Best management practices provide guidelines with long-term sustainability in mind.

Project Summary

This project continued or completed previously initiated research studies with the goal of generating recommendations on best management practices for economic and environmentally sustainable canola production.

Robert Blackshaw with Agriculture and Agri-Food Canada (AAFC) led the multi-study project. The specific studies were: a canola rotation study led by Neil Harker with AAFC in Lacombe, AB; a nitrogen study (see report 3.2.3 in this issue) led by Robert Blackshaw; an input study led by Eric Johnson with AAFC in Scott, SK; and an Ethiopian mustard breeding program led by Kevin Falk with AAFC in Saskatoon, SK.

Eric Johnson

Harker’s rotation study included continuous canola, canola every second year, or canola every third year grown in various combinations with cereal and pulse crops.
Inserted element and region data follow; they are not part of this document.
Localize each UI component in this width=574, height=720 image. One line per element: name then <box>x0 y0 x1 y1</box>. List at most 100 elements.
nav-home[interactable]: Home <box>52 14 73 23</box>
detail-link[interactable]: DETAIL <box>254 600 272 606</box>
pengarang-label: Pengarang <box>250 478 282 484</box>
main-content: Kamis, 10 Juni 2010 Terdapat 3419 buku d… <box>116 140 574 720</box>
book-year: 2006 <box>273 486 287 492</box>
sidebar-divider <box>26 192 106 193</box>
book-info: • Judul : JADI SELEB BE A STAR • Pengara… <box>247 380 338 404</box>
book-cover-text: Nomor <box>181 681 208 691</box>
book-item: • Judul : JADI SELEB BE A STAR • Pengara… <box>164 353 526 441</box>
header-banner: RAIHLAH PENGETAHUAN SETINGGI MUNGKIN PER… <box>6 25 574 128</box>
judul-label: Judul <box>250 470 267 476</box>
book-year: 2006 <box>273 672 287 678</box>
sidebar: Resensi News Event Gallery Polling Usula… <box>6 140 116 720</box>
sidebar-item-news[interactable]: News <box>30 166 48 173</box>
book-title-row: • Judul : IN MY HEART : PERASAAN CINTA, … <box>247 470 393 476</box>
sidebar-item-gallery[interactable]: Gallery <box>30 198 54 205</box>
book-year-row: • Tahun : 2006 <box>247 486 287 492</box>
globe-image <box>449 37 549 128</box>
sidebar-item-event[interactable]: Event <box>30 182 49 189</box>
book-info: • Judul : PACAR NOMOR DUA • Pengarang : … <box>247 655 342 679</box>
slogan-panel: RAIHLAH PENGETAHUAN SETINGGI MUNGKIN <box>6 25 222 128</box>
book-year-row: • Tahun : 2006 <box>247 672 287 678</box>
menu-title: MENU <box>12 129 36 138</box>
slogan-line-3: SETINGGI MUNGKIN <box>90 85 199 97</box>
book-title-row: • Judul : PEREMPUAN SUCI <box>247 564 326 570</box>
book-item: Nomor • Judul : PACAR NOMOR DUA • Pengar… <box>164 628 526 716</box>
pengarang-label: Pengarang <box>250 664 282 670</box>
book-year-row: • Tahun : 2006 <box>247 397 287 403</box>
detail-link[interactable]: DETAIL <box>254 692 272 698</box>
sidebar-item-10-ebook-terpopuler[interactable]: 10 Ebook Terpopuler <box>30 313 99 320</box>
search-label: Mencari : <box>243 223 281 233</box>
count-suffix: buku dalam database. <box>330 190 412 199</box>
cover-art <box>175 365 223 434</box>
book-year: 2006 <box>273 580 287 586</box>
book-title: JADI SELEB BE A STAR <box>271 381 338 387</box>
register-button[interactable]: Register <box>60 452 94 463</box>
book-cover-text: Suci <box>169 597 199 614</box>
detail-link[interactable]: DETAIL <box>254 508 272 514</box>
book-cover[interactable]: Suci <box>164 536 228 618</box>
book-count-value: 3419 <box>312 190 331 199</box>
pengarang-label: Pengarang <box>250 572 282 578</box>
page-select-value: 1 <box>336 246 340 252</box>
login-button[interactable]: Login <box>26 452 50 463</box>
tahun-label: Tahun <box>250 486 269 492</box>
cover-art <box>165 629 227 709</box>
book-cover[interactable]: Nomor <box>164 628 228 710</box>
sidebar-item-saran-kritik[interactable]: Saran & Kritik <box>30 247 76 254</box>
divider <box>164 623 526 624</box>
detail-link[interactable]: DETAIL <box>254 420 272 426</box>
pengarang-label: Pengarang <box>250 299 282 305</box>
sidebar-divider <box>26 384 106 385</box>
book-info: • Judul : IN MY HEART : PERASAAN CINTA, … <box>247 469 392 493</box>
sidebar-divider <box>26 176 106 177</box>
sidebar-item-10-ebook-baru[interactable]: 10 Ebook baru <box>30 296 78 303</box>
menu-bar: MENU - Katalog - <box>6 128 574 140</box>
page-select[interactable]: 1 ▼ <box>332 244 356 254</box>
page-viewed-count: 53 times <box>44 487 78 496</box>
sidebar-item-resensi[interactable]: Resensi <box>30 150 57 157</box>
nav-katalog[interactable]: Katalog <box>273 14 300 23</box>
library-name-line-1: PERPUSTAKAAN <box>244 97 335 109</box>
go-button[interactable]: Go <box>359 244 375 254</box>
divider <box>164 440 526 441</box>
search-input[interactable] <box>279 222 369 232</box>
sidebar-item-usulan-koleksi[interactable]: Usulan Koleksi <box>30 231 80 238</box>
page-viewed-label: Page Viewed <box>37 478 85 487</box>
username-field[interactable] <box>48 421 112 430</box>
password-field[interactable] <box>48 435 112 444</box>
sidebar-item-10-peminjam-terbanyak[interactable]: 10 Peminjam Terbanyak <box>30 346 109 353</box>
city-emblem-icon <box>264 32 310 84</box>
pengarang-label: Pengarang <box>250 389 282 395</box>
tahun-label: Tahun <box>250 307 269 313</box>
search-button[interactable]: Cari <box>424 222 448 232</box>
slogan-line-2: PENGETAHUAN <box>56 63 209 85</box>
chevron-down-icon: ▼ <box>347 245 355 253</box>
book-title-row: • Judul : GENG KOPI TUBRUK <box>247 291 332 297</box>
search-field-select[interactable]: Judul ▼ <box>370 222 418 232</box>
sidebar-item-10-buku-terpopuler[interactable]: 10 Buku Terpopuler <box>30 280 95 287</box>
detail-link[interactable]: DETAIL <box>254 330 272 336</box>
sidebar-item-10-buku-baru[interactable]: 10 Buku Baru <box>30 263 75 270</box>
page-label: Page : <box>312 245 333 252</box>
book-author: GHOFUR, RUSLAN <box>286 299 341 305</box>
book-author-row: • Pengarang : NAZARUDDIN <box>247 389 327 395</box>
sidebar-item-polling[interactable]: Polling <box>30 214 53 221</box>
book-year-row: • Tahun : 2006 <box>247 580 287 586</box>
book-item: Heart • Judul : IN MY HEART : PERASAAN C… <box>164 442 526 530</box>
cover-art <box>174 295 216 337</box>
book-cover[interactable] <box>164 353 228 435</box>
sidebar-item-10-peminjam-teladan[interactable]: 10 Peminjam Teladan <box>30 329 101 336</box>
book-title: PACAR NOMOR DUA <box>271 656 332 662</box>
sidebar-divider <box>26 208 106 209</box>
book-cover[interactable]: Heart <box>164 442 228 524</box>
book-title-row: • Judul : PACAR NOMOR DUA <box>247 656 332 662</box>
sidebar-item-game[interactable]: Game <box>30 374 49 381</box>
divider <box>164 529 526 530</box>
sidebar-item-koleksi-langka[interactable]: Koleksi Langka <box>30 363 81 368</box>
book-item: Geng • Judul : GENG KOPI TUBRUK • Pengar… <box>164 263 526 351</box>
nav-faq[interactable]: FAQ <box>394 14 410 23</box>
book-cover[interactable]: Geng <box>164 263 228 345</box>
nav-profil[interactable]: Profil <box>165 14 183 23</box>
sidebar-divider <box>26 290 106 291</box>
It will continue for another three years at five sites in Western Canada. Results so far indicate that canola yields trend lower when canola is grown every year compared with being grown in two-year rotations (canola-wheat) or three-year rotations (peas-barley-canola or lentils-wheat-canola). Continuous canola production is not a sustainable practice.
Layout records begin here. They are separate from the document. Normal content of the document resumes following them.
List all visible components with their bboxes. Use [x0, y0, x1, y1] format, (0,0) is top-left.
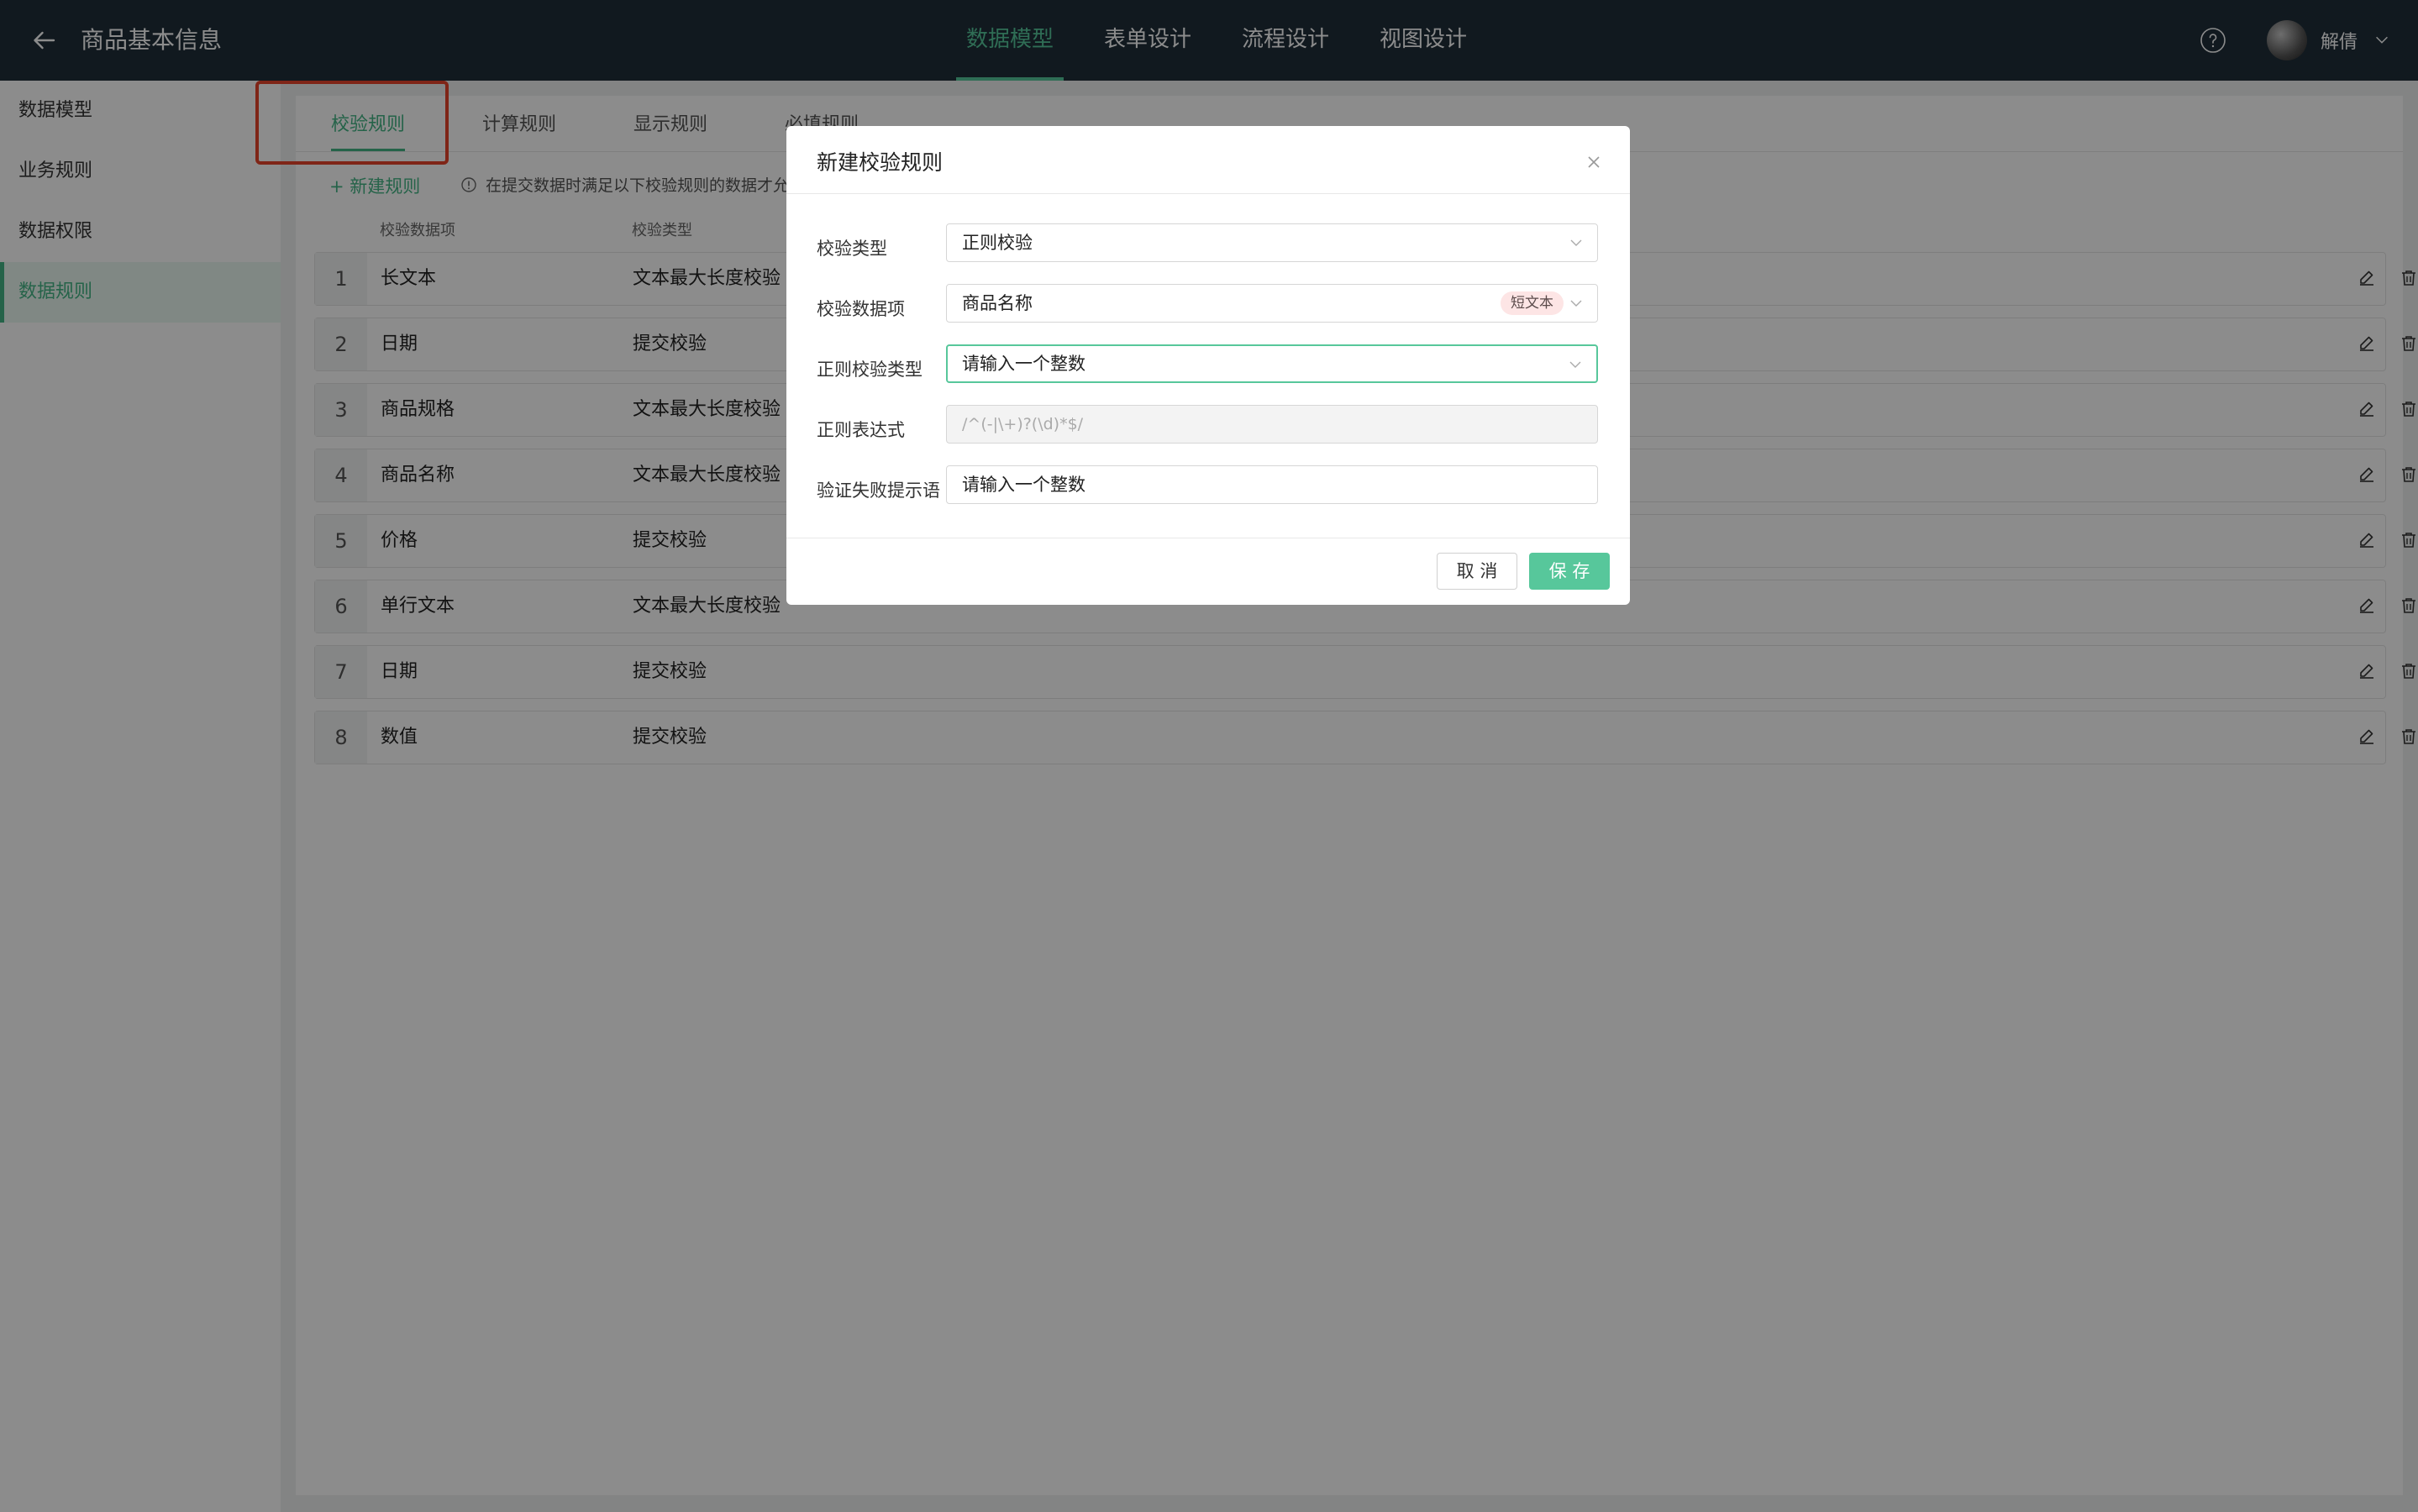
regex-type-label: 正则校验类型 [817, 360, 923, 380]
check-type-select[interactable]: 正则校验 [946, 223, 1598, 262]
regex-input: /^(-|\+)?(\d)*$/ [946, 405, 1598, 444]
close-icon[interactable] [1585, 153, 1603, 171]
new-validation-rule-dialog: 新建校验规则 校验类型 正则校验 校验数据项 商品名称 短文本 正则校验类型 请… [786, 126, 1630, 605]
regex-value: /^(-|\+)?(\d)*$/ [962, 415, 1084, 433]
regex-label: 正则表达式 [817, 420, 905, 440]
chevron-down-icon [1570, 300, 1582, 307]
error-message-value: 请输入一个整数 [962, 475, 1085, 495]
regex-type-value: 请输入一个整数 [962, 354, 1085, 374]
check-type-label: 校验类型 [817, 239, 887, 259]
save-button[interactable]: 保 存 [1529, 553, 1610, 590]
field-type-tag: 短文本 [1501, 291, 1564, 315]
dialog-title: 新建校验规则 [817, 150, 944, 175]
error-message-input[interactable]: 请输入一个整数 [946, 465, 1598, 504]
dialog-divider [786, 193, 1630, 194]
cancel-button[interactable]: 取 消 [1437, 553, 1517, 590]
error-message-label: 验证失败提示语 [817, 480, 940, 501]
regex-type-select[interactable]: 请输入一个整数 [946, 344, 1598, 383]
chevron-down-icon [1570, 239, 1582, 246]
data-item-label: 校验数据项 [817, 299, 905, 319]
data-item-value: 商品名称 [962, 293, 1033, 313]
data-item-select[interactable]: 商品名称 短文本 [946, 284, 1598, 323]
chevron-down-icon [1569, 361, 1581, 368]
check-type-value: 正则校验 [962, 233, 1033, 253]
Blackshaw’s nitrogen study compared polymer-coated urea (ESN) to standard urea as they relate to weed management and yield of hybrid and open-pollinated (OP) canola. It found that both hybrid and open-pollinated canola respond positively to higher than currently recommended nitrogen (N) fertilizer rates in about 50 percent of the cases. When compared to urea, ESN reduced N2O emissions by 20 percent and increased canola yield in 25 percent of the cases.

Johnson’s input study determined the agronomic and economic benefits of hybrid and open-pollinated cultivars, various seeding rates, various fertilizer rates, and various herbicide rates conducted at six sites (24 site-years) in Western Canada. It found that competitive cropping systems (hybrid cultivars, adequate seed rates) can lessen dependence on herbicides for weed management. Weed biomass could be maintained at low levels if herbicides were applied at a 50 percent rate, as long as a competitive hybrid canola cultivar was grown and the 100 percent seeding rate was utilized. However, total removal of herbicides resulted in large increases in weed biomass and this became worse over the four-year study.

Johnson’s overall results indicate that crop inputs could be reduced for one or two years without large negative effects on canola yield, but that crop productivity markedly declined with reduced crop inputs in subsequent years. The ranking of canola yield response to the various inputs was herbicide > fertilizer = cultivar > seed rate.

Falk’s breeding program looked at the feasibility of canola-quality Ethiopian mustard (Brassica carinata). Ethiopian mustard shows good potential to be a new oilseed crop on the Canadian Prairies, but advanced breeding is required.